Norway Assesses Mobility During Mandatory and Non-Mandatory COVID-19 Measures

European Centre for Disease Prevention and Control (ECDC)

Norway, like other Nordic countries, widely utilised non-mandatory advice during the COVID-19 pandemic in the attempt to reduce social contacts among people and occasionally turned to obligatory measures, specifically during peaks in transmission. In comparison with stricter interventions, non-mandatory measures are usually less invasive and costly and have been recommended in previous pandemics, including influenza.

Mobile phone data provides mobility metrics

In their research article published in Eurosurveillance today, Kamineni et al. compare the impact on mobility when previously non-mandatory interventions to curb COVID-19 transmission were turned into obligatory non-pharmaceutical (NPI) measures. [1]

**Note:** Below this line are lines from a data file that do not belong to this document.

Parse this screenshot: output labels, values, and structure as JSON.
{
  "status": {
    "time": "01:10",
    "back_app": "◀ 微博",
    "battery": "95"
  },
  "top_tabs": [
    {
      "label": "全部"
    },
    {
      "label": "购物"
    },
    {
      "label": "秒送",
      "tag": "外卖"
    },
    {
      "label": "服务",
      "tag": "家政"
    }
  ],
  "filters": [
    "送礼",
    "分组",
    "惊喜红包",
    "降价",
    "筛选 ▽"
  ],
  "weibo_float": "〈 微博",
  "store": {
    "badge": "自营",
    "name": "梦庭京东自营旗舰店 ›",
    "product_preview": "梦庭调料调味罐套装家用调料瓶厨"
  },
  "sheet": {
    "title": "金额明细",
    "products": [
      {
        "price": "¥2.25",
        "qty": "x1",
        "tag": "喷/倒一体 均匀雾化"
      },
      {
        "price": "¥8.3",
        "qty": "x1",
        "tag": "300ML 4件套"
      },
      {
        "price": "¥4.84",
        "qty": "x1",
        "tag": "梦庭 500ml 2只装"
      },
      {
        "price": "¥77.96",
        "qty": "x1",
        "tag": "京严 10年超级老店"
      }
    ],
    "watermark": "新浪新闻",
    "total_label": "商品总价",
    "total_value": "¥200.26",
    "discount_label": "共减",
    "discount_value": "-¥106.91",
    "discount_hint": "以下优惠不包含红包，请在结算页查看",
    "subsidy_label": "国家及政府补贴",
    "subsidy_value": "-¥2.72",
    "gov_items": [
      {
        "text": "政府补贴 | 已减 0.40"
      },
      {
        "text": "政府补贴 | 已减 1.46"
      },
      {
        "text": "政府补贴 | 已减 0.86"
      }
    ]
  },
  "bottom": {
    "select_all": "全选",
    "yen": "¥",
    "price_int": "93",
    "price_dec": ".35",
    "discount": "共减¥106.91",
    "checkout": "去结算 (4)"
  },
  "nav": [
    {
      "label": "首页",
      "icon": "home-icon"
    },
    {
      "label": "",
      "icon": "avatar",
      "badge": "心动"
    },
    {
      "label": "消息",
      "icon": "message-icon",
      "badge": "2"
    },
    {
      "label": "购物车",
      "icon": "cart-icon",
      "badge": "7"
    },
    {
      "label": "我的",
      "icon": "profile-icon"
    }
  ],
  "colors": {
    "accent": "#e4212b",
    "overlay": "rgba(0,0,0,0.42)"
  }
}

Based on mobile phone data from the largest Norwegian operator, the authors investigated the effects of interventions that regulated e.g. use of face mask, teleworking, physical distancing, alcohol serving, events, schooling, gyms, restaurants as well as shops and businesses between January 2021 and January 2022. They collected three mobility metrics per day per person for each of the 365 municipalities of Norway: (i) radius of gyration, (ii) time spent away from home and (iii) the maximum distance from home.

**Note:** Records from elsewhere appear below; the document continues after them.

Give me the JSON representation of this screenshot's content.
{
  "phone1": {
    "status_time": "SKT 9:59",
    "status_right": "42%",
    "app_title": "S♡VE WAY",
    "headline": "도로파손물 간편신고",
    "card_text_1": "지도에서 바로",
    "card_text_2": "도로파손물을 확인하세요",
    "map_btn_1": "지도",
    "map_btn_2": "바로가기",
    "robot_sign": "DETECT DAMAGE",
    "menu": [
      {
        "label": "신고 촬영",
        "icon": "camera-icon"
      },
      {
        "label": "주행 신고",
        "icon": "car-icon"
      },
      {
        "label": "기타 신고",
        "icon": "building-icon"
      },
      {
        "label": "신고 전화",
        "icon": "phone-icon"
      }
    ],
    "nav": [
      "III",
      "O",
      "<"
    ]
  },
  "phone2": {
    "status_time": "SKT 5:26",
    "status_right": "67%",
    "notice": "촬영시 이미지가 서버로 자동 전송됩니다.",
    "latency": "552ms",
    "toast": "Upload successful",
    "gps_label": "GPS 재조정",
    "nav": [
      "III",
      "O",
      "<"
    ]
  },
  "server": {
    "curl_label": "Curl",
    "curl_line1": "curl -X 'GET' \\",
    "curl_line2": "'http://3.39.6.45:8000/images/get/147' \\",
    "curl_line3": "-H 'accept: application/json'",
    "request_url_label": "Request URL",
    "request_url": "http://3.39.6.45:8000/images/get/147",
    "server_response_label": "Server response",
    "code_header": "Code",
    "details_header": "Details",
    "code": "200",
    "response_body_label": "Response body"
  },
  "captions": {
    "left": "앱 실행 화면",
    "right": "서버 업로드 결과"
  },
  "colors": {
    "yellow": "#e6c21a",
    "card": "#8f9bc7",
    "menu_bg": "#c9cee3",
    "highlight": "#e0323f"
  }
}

The analysis looked at effect of three national interventions in December 2021 that ranged from recommendations to work from home and reduce close contacts beginning of December to regulations of events, banning serving of alcohol after midnight and a face mask requirement in indoor environments about one week later and ultimately making working from home mandatory, banning alcohol serving, imposing digital teaching for universities and a continued face mask requirement as of 15 December 2021. Kamineni et al. investigated the impact of the measures on national level, in the bigger cities Oslo, Stavanger, Tromso, Trondheim and Bergen and in less populated regions of Norway.

Non-mandatory: less invasive and costly but sufficient

On national level, mobility declined following initial non-mandatory measures – all further measures, including compulsory ones as of mid-December 2021, yielded only comparatively small effects on radius and maximum distance away from home.

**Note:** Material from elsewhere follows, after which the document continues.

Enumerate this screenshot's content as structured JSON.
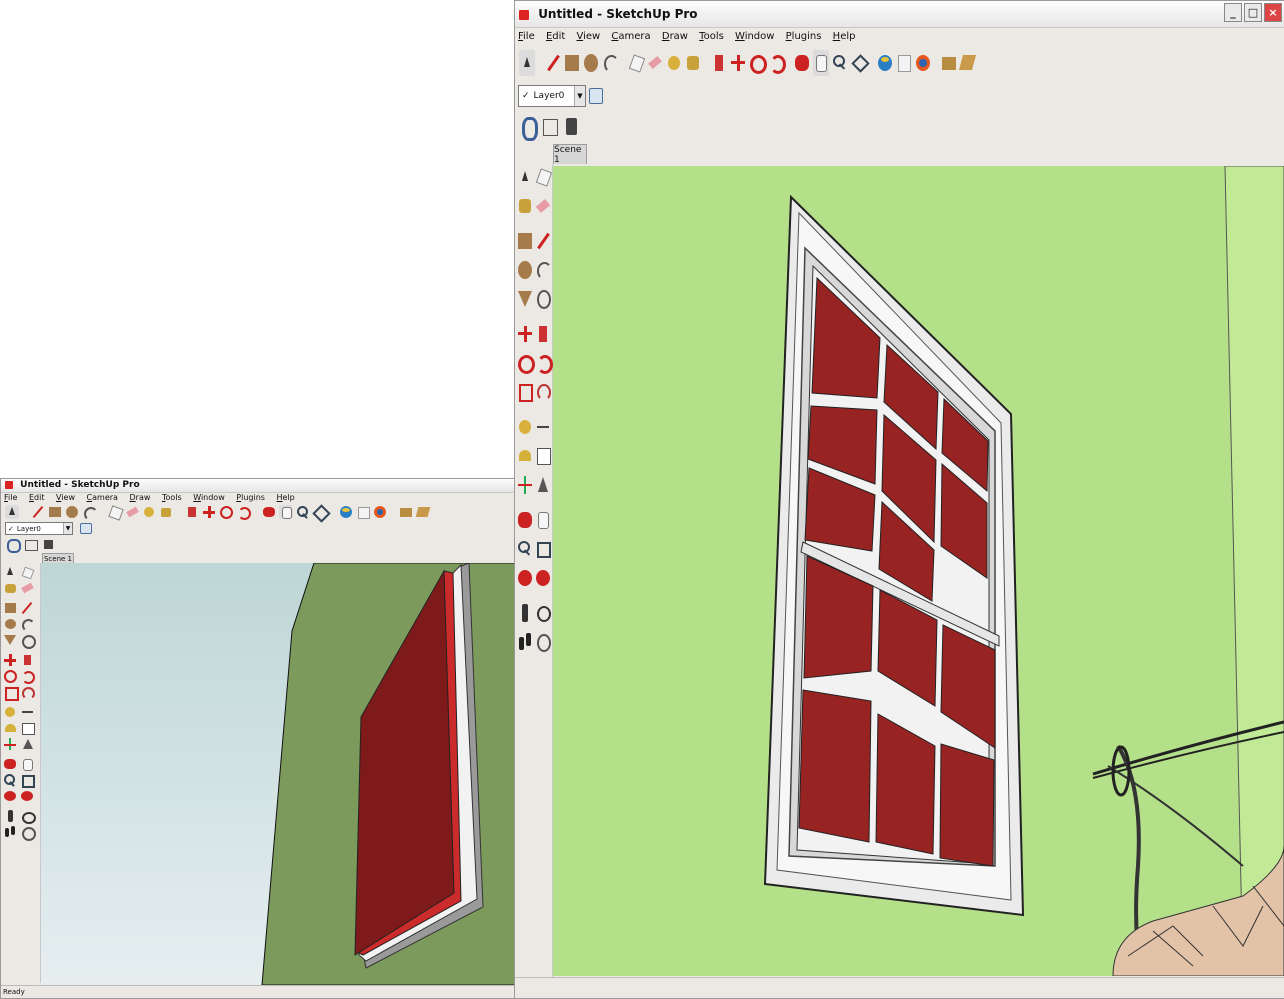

Based on their data, the authors found that people in Norway travelled shorter distances from home after non-compulsory measures were introduced. In urban areas, the distance people travelled decreased further when the measures became mandatory. Travelling times also became shorter, and this effect was stronger following the legal mandate than after non-compulsory interventions - in both rural and urban regions.

Stricter metre rules and reopening of gyms, restaurants and shops prompted changes in people's behaviour.

The authors note that "interestingly, after follow-up mandates, all metrics decreased in urban areas, while only time travelled decreased in rural areas" and that "interventions affected distance and time travelled separately. Nationally, follow-up mandates impacted time more than distance, and these metrics were influenced by different interventions stricter metre rules and reopening of gyms influenced distance, while reopening of restaurants and shops and easing physical distancing affected time."

Kamineni et al. argue that their findings give valuable insights on the choice of NPI and whether to make them mandatory or not in regional or national settings, making the case that "less invasive and costly non-mandatory measures may be sufficiently effective for rural areas in the case of Norway."